Avoiding The 3 BIG Bad Things That Can Happen When You Don’t Plan

Here’s  today’s Facebook Livecast:

A lot of folks call the office to say that they just “want to get their ducks in a row”.

Usually what they mean by this is that they want to do whatever type of planning is necessary to protect them from many of the bad things that they have seen happen to others when they didn’t plan.  For sake of our very short blog discussion, we identify the following 3 Bad Things:

  1. Probate.  This is not necessarily bad, but it’s usually something that you want to avoid, if at all possible.  Probate is a judicial process (you’re in a Court, which is a clue) and is very time consuming, expensive and not a lot of fun.  The Probate process is often required to transfer ownership of assets from one generation to another pursuant to your will or state law.  Fortunately, this process can typically be avoided with a little pre-planning that we will talk about in a future blog post.
  2. “Losing it to the Nursing Home”.  This is not the correct phrasing, but it’s the way that most people refer to the spend down process.  The truth is that Nursing Homes are the good guys – they just want to be paid.  Sometimes Medicare pays for the first several days if you have a qualifying hospital stay first.  After this, you start paying out of pocket until you qualify for Medicaid.  The trouble is that people often (unnecessarily) spend down everything to qualify for Medicaid assistance to help pay for nursing home care.  With proper planning, this can often be avoided.

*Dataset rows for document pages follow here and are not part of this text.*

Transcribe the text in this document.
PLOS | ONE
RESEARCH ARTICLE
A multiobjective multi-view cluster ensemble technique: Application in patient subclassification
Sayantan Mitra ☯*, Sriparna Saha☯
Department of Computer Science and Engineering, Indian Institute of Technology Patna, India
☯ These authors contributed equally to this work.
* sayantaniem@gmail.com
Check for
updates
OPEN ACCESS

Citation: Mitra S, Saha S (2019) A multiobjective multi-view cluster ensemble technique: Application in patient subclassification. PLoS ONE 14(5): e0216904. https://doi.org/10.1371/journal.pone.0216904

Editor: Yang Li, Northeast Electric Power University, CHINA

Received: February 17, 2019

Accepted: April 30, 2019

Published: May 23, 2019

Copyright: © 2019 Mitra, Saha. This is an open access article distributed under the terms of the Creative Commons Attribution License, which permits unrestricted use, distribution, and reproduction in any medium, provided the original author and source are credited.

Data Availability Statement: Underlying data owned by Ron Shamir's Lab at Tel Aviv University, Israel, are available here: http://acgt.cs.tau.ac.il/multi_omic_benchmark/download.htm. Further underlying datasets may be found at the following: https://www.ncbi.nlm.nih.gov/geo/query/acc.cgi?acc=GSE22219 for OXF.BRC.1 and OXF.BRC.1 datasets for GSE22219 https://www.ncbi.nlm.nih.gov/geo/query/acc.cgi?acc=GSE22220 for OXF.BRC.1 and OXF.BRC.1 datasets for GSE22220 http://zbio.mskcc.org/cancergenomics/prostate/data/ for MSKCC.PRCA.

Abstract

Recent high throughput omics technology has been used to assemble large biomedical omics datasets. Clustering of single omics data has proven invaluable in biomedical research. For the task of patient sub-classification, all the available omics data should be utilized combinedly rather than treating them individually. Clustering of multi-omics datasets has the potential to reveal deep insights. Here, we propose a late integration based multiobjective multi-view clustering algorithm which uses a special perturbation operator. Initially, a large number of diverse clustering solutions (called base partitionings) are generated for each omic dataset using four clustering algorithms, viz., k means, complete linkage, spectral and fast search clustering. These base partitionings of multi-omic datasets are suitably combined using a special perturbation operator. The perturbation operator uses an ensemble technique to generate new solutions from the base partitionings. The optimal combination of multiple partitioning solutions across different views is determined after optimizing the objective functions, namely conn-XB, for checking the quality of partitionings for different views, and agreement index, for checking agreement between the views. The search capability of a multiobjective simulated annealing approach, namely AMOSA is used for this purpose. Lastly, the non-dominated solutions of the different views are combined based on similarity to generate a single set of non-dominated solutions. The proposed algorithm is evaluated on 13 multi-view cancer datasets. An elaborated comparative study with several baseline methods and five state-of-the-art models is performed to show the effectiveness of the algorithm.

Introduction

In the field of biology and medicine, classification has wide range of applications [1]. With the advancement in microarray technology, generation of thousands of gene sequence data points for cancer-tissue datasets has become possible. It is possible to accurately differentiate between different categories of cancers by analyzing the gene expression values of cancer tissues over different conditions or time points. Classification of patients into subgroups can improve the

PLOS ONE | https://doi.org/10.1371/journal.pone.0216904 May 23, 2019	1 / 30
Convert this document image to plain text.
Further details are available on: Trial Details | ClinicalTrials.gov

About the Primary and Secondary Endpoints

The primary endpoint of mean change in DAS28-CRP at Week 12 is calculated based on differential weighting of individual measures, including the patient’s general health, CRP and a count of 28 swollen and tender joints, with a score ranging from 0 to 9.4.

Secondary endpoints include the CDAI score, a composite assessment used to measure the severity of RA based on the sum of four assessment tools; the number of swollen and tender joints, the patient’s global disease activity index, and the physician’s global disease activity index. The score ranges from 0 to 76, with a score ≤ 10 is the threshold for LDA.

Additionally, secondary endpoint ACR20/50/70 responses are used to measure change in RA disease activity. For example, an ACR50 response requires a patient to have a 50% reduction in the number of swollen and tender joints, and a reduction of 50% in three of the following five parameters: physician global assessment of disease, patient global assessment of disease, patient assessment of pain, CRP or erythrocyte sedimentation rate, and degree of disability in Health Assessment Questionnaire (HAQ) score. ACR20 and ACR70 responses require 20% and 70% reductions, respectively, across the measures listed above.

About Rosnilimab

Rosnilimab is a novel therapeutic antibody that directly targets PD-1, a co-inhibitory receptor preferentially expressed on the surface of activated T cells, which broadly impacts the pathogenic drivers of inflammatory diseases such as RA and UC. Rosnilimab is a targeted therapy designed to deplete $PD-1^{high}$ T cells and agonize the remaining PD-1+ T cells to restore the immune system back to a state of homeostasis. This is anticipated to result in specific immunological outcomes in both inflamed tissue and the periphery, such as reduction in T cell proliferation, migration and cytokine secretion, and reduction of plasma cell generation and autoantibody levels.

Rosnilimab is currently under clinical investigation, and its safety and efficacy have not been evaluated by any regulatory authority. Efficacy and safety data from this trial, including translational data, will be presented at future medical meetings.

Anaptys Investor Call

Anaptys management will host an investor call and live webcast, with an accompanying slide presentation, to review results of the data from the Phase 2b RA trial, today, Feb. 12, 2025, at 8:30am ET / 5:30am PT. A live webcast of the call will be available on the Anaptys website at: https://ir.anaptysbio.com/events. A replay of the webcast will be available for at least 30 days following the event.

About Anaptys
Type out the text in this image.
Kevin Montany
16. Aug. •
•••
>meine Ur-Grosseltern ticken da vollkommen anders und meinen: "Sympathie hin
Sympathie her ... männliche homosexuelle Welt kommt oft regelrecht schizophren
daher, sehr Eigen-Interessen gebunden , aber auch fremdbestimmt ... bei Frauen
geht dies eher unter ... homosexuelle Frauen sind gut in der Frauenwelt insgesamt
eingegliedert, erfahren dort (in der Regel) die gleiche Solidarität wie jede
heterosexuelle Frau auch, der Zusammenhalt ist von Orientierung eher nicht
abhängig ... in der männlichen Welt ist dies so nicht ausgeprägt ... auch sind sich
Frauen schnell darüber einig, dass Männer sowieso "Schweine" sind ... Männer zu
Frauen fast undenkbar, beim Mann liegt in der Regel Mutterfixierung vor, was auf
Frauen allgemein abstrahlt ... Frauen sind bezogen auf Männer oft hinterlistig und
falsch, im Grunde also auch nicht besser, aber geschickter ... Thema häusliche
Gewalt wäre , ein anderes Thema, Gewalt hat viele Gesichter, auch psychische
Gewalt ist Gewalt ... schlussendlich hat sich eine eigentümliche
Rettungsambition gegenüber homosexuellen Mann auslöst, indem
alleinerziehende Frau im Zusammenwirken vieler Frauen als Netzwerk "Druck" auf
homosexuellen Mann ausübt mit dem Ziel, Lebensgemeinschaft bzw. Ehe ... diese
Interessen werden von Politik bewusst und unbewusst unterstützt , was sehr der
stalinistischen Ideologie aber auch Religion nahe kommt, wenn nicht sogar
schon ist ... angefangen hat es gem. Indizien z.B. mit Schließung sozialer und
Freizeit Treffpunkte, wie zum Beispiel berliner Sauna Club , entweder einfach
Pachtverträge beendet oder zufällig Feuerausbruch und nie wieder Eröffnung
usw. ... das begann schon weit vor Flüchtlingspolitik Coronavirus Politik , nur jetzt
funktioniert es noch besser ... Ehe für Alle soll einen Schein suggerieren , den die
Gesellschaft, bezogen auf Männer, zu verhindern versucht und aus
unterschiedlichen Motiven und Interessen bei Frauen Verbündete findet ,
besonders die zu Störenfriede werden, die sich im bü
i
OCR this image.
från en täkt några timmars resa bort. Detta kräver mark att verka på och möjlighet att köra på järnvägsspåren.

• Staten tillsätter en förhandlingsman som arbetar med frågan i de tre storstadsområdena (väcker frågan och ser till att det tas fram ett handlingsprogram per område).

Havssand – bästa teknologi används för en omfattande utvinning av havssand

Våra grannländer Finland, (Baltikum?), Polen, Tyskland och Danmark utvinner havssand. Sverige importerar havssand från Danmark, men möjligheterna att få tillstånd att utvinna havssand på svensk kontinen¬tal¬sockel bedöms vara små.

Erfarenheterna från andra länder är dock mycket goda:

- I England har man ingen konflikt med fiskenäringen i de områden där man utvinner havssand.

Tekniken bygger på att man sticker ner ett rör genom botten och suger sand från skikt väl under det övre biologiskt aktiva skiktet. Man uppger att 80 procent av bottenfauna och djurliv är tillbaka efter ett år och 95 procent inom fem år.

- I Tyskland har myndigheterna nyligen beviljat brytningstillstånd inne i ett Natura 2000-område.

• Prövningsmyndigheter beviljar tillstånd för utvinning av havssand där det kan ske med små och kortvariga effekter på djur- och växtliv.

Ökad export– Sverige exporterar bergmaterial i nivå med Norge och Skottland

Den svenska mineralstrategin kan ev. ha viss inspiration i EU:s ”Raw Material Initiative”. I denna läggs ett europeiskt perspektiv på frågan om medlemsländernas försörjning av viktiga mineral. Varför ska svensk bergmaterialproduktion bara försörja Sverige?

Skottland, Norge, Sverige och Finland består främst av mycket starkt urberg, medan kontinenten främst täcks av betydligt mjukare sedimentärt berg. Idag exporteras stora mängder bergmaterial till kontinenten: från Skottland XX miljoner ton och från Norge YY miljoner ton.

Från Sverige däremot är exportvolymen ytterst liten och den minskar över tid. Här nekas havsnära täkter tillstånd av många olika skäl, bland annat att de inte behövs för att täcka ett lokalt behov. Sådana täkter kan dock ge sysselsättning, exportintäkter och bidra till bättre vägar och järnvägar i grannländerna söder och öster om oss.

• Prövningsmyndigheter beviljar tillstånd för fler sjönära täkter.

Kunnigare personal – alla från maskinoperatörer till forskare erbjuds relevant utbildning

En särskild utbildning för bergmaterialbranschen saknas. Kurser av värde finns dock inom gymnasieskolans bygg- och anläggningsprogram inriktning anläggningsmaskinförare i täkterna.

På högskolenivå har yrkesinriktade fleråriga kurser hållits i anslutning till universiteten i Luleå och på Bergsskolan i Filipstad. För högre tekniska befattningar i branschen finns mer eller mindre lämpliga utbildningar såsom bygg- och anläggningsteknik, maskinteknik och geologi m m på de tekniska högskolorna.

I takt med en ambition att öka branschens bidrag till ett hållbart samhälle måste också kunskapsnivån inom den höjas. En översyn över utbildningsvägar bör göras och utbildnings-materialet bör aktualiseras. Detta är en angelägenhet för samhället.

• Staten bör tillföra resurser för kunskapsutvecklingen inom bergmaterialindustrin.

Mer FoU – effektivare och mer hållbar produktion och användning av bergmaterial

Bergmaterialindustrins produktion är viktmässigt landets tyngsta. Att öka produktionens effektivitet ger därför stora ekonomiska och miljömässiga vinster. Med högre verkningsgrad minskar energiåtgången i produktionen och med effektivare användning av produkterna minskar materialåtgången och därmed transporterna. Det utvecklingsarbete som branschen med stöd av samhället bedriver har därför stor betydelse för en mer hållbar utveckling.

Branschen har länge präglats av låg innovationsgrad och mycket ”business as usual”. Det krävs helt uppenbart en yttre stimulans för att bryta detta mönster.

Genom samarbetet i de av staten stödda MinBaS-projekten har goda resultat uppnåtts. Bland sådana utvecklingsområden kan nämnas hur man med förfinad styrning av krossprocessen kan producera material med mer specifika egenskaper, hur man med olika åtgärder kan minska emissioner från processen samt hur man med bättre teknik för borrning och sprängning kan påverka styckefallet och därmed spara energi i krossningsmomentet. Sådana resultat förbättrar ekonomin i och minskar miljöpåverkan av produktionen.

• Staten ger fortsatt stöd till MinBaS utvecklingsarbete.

  1. Avoiding an Asset Freeze when your loved one loses capacity. I have heard many spouses say, “We have been married for 50+ years.  I know what he wants!!!”  Yes, that is probably true.  But they often find out quickly that they cannot act on their loved one’s behalf without a properly executed power of attorney.  If your loved one has an IRA or other assets is his/her own name. You may not be able to access the money to use for their care without a properly prepared power of attorney.  When they lose capacity, they lose the power to execute legal documents.  In such cases, another Court proceeding, called guardianship may be required. To give the authority to act on your loved one’s behalf.  By the way, the same reasoning hold true for inability to make healthcare decisions without good health care documents.